Een stenen spiltrap kan op heel verschillende manieren gebouwd zijn. Bij een
natuurstenen spiltrap
hoeven, simpel gezegd, de vooraf in de juiste vorm gehakte treden
maar spiraalvormig op elkaar gelegd te worden.
Bij een bakstenen spiltrap valt er weinig te stapelen, er zal gemetseld moeten worden.
De treden, van
baksteen,
hout
of
natuursteen,
rusten op een gewelf dat zich
omhoog wentelt. Duidelijk is dit te zien bij een
schroefgewelf,
daar kunnen de treden zo op gemetseld worden. Vaak worden in een vierkante
traptoren
horizontale
tongewelfjes
geslagen, die steeds een kwart van de omwenteling omvatten,
waarbij ieder gewelfje ten opzichte van het voorgaande flink wat hoger ligt.
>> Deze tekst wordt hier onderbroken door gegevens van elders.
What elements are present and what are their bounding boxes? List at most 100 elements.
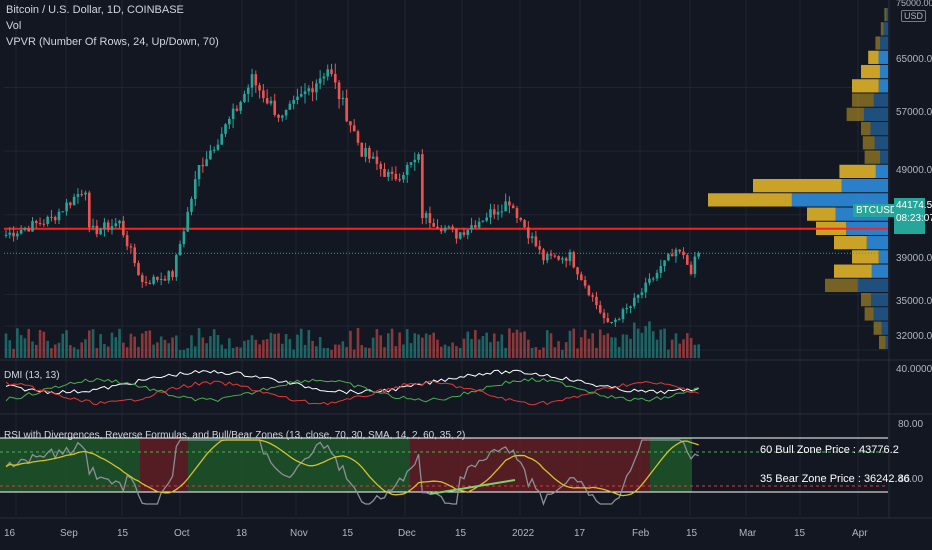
volume-bar [318,337,322,358]
volume-bar [413,333,417,358]
volume-bar [103,343,106,358]
volume-bar [178,349,182,358]
candle-body [159,278,163,280]
candle-body [591,295,594,297]
candle-body [167,271,171,281]
volume-bar [95,348,99,358]
candle-body [542,249,545,261]
candle-body [190,198,193,212]
volume-bar [576,348,579,358]
volume-bar [530,347,534,358]
candle-body [42,223,46,225]
volume-bar [428,334,432,358]
volume-bar [201,337,205,358]
rsi-indicator-label: RSI with Divergences, Reverse Formulas, … [4,430,466,441]
volume-bar [390,328,394,358]
dmi-indicator-label: DMI (13, 13) [4,370,60,381]
volume-profile-down-bar [861,64,880,79]
candle-body [614,319,617,322]
volume-profile-down-bar [839,164,876,178]
candle-body [655,272,659,279]
volume-bar [436,339,439,358]
candle-body [118,220,121,224]
candle-body [527,227,530,239]
candle-body [250,74,254,88]
candle-body [333,73,337,83]
candle-body [224,124,227,134]
volume-bar [156,342,159,358]
candle-body [583,280,587,286]
volume-bar [76,349,80,358]
volume-profile-down-bar [884,7,887,22]
volume-bar [129,333,133,358]
volume-bar [23,338,27,358]
volume-bar [288,339,292,358]
volume-bar [557,341,560,358]
candle-body [50,216,53,218]
time-tick: 18 [236,528,248,539]
candle-body [485,217,488,221]
candle-body [69,202,72,206]
volume-bar [625,334,629,358]
candle-body [303,91,307,95]
candle-body [659,266,663,273]
candle-body [12,232,15,237]
time-tick: Apr [852,528,868,539]
candle-body [292,100,295,104]
candle-body [258,85,261,91]
volume-bar [674,333,678,358]
candle-body [330,69,333,74]
volume-bar [307,330,311,358]
volume-bar [583,329,587,358]
candle-body [508,201,511,206]
candle-body [519,217,523,221]
time-axis[interactable]: 16 Sep 15 Oct 18 Nov 15 Dec 15 2022 17 F… [0,520,932,550]
volume-profile-down-bar [864,150,881,164]
candle-body [356,131,360,143]
volume-bar [527,339,530,358]
volume-bar [697,344,700,358]
rsi-line [5,439,699,506]
volume-bar [682,339,685,358]
volume-bar [258,344,261,358]
candle-body [455,228,458,239]
volume-bar [246,339,250,358]
rsi-zone-band [140,438,188,492]
time-tick: Oct [174,528,190,539]
volume-bar [409,343,413,358]
candle-body [447,226,451,228]
volume-bar [72,347,76,358]
volume-bar [360,345,364,358]
volume-bar [148,330,152,358]
volume-bar [341,341,345,358]
candle-body [175,255,178,278]
candle-body [156,276,159,280]
candle-body [557,256,560,260]
candles [4,63,700,327]
candle-body [640,292,644,296]
volume-bar [492,333,496,358]
volume-bars [4,321,700,358]
volume-bar [114,337,118,358]
volume-bar [651,331,655,358]
volume-bar [8,340,12,358]
volume-bar [250,335,254,358]
candle-body [678,249,682,252]
candle-body [186,211,189,232]
candle-body [576,267,579,275]
currency-label[interactable]: USD [901,10,927,22]
volume-bar [500,334,504,358]
volume-bar [458,347,462,358]
volume-bar [598,329,602,358]
candle-body [216,144,220,150]
candle-body [523,220,526,228]
candle-body [133,247,136,264]
rsi-sma-line [5,439,699,497]
rsi-pane [0,437,888,506]
volume-bar [644,326,647,358]
time-tick: Feb [632,528,650,539]
candle-body [235,108,239,111]
candle-body [386,171,390,177]
volume-profile-down-bar [852,79,879,93]
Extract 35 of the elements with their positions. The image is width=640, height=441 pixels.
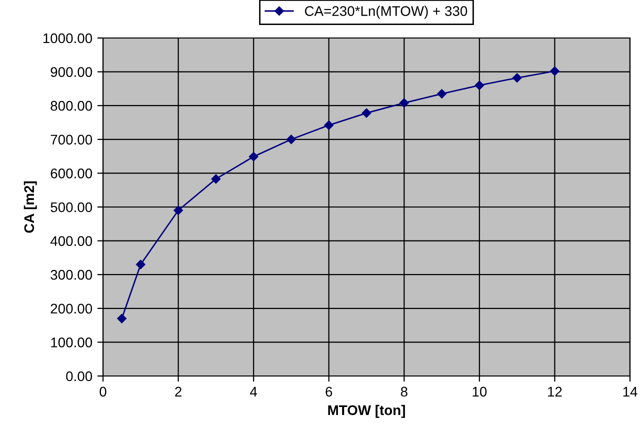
- point: [550, 66, 560, 76]
- point: [324, 120, 334, 130]
- y-tick-label: 1000.00: [43, 33, 92, 44]
- x-tick-label: 10: [472, 386, 487, 397]
- x-tick-label: 0: [100, 386, 106, 397]
- point: [136, 260, 146, 270]
- y-tick-label: 800.00: [50, 100, 92, 111]
- x-tick-label: 2: [175, 386, 182, 396]
- y-tick-label: 500.00: [50, 202, 92, 212]
- x-tick-label: 8: [400, 386, 408, 397]
- point: [437, 89, 446, 98]
- point: [211, 174, 221, 184]
- x-tick-label: 4: [250, 386, 258, 396]
- x-tick-label: 6: [326, 386, 332, 397]
- point: [400, 98, 409, 108]
- y-tick-label: 300.00: [50, 270, 92, 280]
- point: [286, 134, 296, 144]
- legend-label: CA=230*Ln(MTOW) + 330: [304, 6, 468, 19]
- point: [174, 206, 183, 216]
- point: [474, 80, 484, 90]
- point: [362, 108, 372, 118]
- x-tick-label: 14: [623, 386, 638, 396]
- y-tick-label: 0.00: [66, 371, 92, 382]
- y-tick-label: 200.00: [50, 304, 92, 314]
- y-tick-label: 700.00: [50, 134, 92, 145]
- y-axis-title: CA [m2]: [24, 181, 37, 233]
- x-axis-title: MTOW [ton]: [328, 404, 405, 418]
- y-tick-label: 400.00: [50, 236, 92, 246]
- point: [512, 73, 522, 83]
- point: [117, 314, 126, 324]
- y-tick-label: 600.00: [50, 168, 92, 178]
- point: [248, 152, 258, 162]
- y-tick-label: 900.00: [50, 67, 92, 77]
- x-tick-label: 12: [548, 386, 562, 396]
- y-tick-label: 100.00: [51, 338, 92, 348]
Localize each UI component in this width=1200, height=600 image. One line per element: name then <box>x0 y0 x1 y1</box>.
Daarop wordt dan verder gebouwd. Bij een tussenvorm volgen vele kleine gewelfjes
schroefvormig
op elkaar. We spreken dan van een
getrapt stijgend tongewelf.
Om te zien om wat voor soort trap het gaat moet je omhoog kijken, want van bovenaf
ziet een bakstenen trap met natuurstenen treden er (bijna) uit als een
natuurstenen spiltrap.
In veel gevallen is het onderste deel van een spiltrap van steen en het hoger gelegen
gedeelte van hout. Onderaan is er meer kans op houtrot en bovendien heeft
steen meer aanzien. En niet te vergeten: steen is sterker en beter bestand tegen slijtage.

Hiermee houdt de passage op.